At around 1700 GMT, US benchmark West Texas Intermediate (WTI) for delivery in April dived $1.71 to $36.79 per barrel.
Brent North Sea crude for May delivery sank $1.27 to $39.12 a barrel compared with Friday’s close.
Oil had rallied Friday after the International Energy Agency said that after the market’s 20-month long rout, there were signs prices may have “bottomed out”.
However, prices hit reverse gear on Monday after Iran reportedly announced over the weekend that it would not join a proposed output freeze by crude producers.
Sentiment took another hit from the stronger dollar, weak Chinese industrial output, and a gloomy market assessment from the Organization of Petroleum Exporting Countries (OPEC).
“It has been a combination of factors: comments from Iran’s oil minister, OPEC forecasting a bigger surplus, weaker Chinese industrial data and a rebounding dollar,” said analyst Fawad Razaqzada at trading firm City Index, when asked about the latest oil price losses.
“But the short-term trend for oil is still bullish, though Brent needs to hold above key support at $39 a barrel or we could see a more pronounced correction.”
Meeting ‘probably in April’
A meeting of oil producers to discuss a global deal to freeze production levels will likely take place in April, Russian energy minister Alexander Novak said Monday.
However, he also acknowledged that Iran might not be included.
“The place and time of a meeting of oil-producing countries is being discussed. It will probably be held in April,” Interfax news agency quoted Novak as saying.
Novak said earlier this month that a meeting of OPEC members and other oil-producing countries could be held between March 20 and April 1.
Four major oil producers Russia, Saudi Arabia, Venezuela and Qatar said last month they were ready to freeze their output at January levels if other oil-producing countries joined their initiative.
Oil prices, which have plummeted more than 60 percent since mid-2014 partly because of oversupply, have recently recovered slightly on talk of an output freeze.
Novak said that Iran could be excluded from the deal in order to allow it to increase its crude production after Western sanctions over its nuclear programme hindered its access to the global oil market.
Tehran is reported to have said over the weekend that it would join a planned meeting between producer giants on output only after its output has reached pre-sanction levels of 4.0 million barrels per day (bpd).
“Iran’s position is that it needs to retrieve its pre-sanction production levels within the framework of OPEC quotas,” Novak said. “The country could join the freeze later.”

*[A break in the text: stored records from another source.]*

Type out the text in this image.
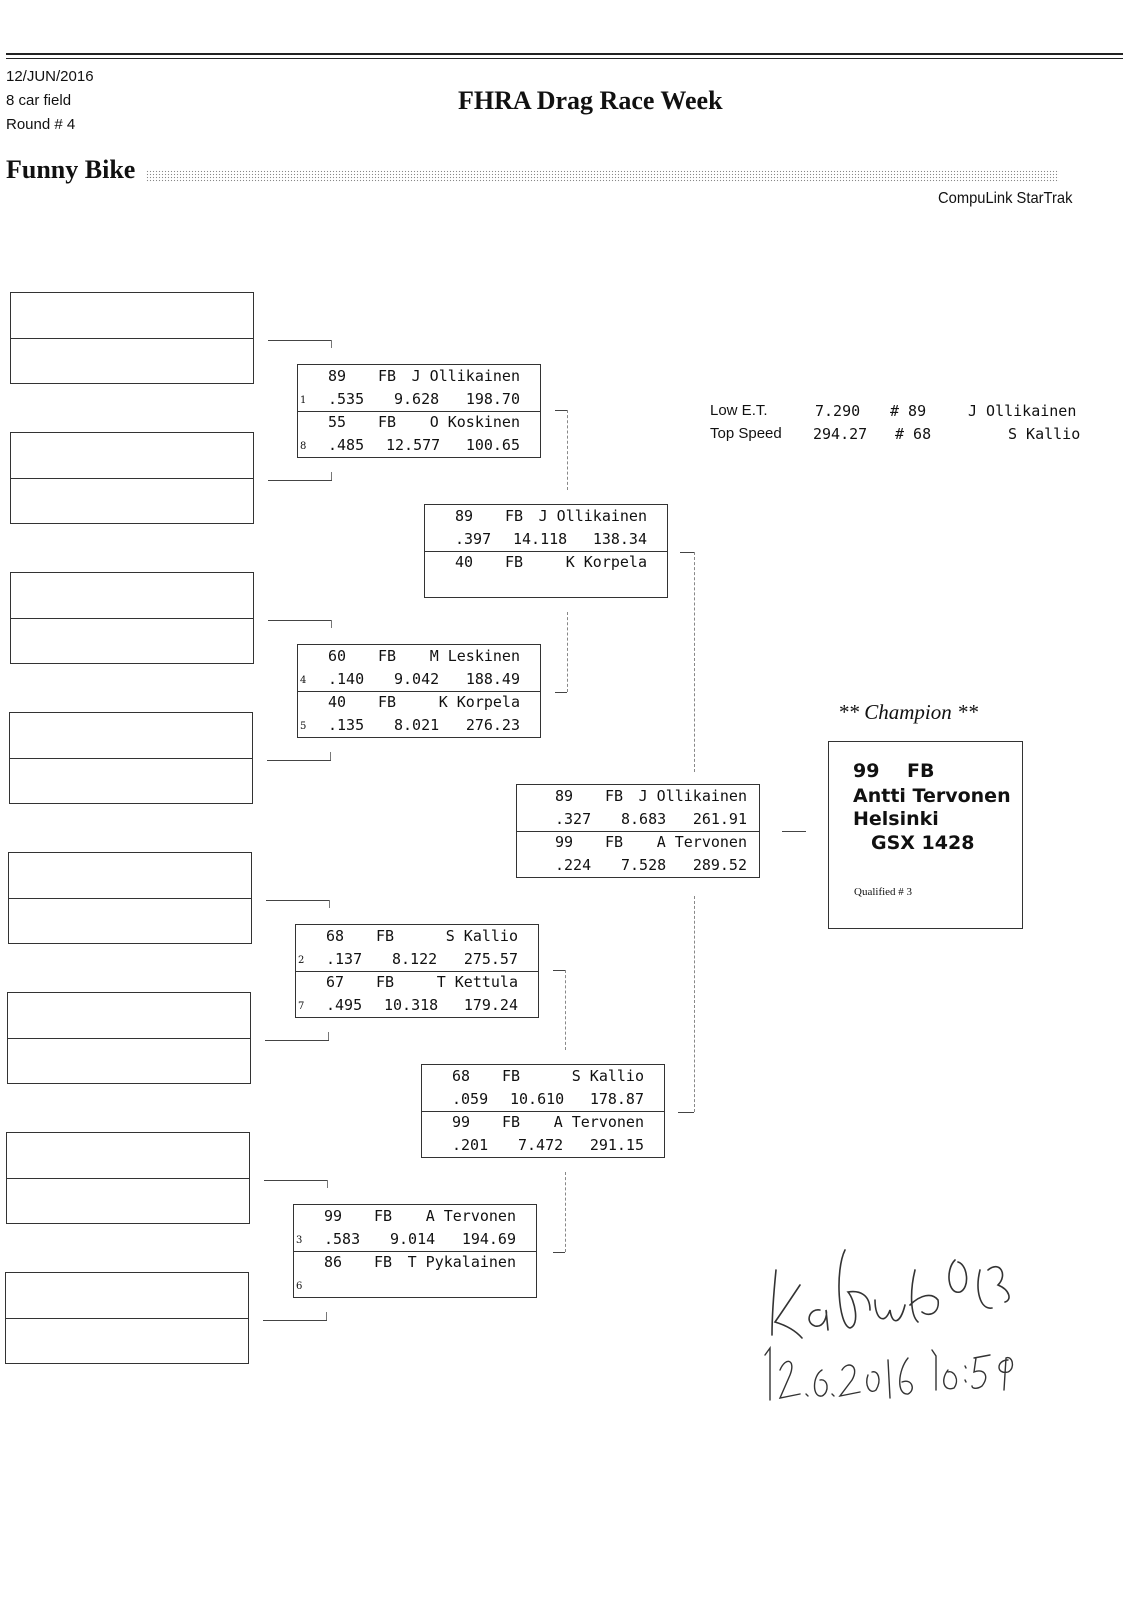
12/JUN/2016
8 car field
Round # 4
FHRA Drag Race Week
Funny Bike
CompuLink StarTrak
89 FB J Ollikainen
1 .535 9.628 198.70
55 FB O Koskinen
8 .485 12.577 100.65
60 FB M Leskinen
4 .140 9.042 188.49
40 FB	K Korpela
5 .135 8.021 276.23
68 FB	S Kallio
2 .137 8.122 275.57
67 FB	T Kettula
7 .495 10.318 179.24
99 FB A Tervonen
3 .583 9.014 194.69
86 FB T Pykalainen
6
89 FB J Ollikainen
.397 14.118 138.34
40 FB	K Korpela
68 FB	S Kallio
.059 10.610 178.87
99 FB A Tervonen
.201 7.472 291.15
89 FB J Ollikainen
.327 8.683 261.91
99 FB A Tervonen
.224 7.528 289.52
Low E.T.	7.290 # 89	J Ollikainen
Top Speed 294.27 # 68	S Kallio
** Champion **
99 FB
Antti Tervonen
Helsinki
GSX 1428
Qualified # 3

Meanwhile, OPEC said on Monday its oil production fell in February despite member Iran steadily increasing its output after the international sanctions were lifted in January following a landmark nuclear deal.

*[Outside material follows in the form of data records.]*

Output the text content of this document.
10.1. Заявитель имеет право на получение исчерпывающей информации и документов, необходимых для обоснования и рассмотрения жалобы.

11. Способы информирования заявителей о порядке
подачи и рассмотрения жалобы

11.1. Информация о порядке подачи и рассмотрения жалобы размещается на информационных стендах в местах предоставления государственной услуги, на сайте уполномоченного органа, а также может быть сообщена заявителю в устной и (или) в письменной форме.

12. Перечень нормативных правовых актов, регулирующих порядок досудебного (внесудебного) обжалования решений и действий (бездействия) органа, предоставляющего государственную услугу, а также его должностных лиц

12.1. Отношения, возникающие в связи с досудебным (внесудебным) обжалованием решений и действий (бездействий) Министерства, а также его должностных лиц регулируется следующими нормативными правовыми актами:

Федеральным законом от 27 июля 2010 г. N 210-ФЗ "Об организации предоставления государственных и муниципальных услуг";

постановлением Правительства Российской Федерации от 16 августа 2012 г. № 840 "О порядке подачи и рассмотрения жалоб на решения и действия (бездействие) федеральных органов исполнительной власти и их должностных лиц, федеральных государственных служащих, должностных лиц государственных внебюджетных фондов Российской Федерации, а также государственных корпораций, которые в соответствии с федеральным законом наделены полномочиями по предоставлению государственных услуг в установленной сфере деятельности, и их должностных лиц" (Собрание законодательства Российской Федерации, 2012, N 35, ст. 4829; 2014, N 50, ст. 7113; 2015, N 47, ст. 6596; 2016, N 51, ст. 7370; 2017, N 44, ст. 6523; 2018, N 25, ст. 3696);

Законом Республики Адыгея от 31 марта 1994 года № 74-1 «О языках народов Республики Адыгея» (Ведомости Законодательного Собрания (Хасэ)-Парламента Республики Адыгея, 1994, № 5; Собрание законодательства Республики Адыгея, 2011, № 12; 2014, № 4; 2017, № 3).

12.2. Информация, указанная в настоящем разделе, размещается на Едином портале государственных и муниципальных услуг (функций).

The decrease can be largely attributed to a steep production drop in Iraq, which has suffered from the global price slump for crude and rival oil exports by the autonomous Kurdistan region, OPEC said in its February monthly report.
Crude output dropped by 175,000 bpd in February to average 32.28 million bpd, it said. The cartel’s output still exceeds demand, which the cartel now projects at 31.5 million bpd, slightly lower than last month.
Despite Monday’s losses, the oil market has rebounded in recent weeks, with WTI touching a three-month high and Brent breaching the $41 mark last Wednesday.
Traders are also watching a meeting of US Federal Reserve policymakers on Tuesday and Wednesday, with attention on whether they will announce another interest rate hike.